Shrinkage properties of ceramic injection moulding part with a step-contracted cross-section in the filling direction

Abstract

The need for ceramic materials in microelectromechanical systems (MEMS) is increasing quickly. A typical form of designed ceramic micro parts involves the structuring of several micro columns and/or thin walls on a substrate. This work considers the use of a model mould with a straight mould cavity and a step-contracted cross-section in the filling direction. The injection moulding of such of ceramic micro part is experimentally simulated. The effect of the mould cavity contraction ratio, moulding conditions, and the solid loading of the ceramic/binder mixture on the distribution of the transverse shrinkage of the moulding parts at moulded, debinded, and sintered stages, respectively, are examined.
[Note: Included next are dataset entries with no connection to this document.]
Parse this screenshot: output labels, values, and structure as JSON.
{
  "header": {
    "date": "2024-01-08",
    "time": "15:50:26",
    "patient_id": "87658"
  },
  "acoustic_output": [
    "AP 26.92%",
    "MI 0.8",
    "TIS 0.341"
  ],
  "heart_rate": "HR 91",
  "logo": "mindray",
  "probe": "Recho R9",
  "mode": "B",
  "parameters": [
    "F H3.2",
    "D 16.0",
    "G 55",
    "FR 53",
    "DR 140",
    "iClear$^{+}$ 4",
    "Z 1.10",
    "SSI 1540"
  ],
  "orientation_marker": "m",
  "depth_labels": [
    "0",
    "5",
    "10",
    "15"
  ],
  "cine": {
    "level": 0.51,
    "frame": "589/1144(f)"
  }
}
Experimental results reveal that transverse shrinkage of the region downstream from the step-contracted cross-section clearly exceeds that of the region upstream in all three stages. Furthermore, transverse shrinkage varies greatly in the plane of the step-contracted cross-section. The magnitude of the variation in transverse shrinkage in the step-contracted cross-section increases with the contraction ratio of the mould cavity. Appropriately increasing either the holding pressure or the filling pressure of the mould cavity reduces the variation in the transverse shrinkage of the step-contracted cross-section. Moreover, using the ceramic/binder mixture with a composition similar to that of critical solid loading can lower the internal stress caused by sintering in the vicinity of the step-contracted cross-section.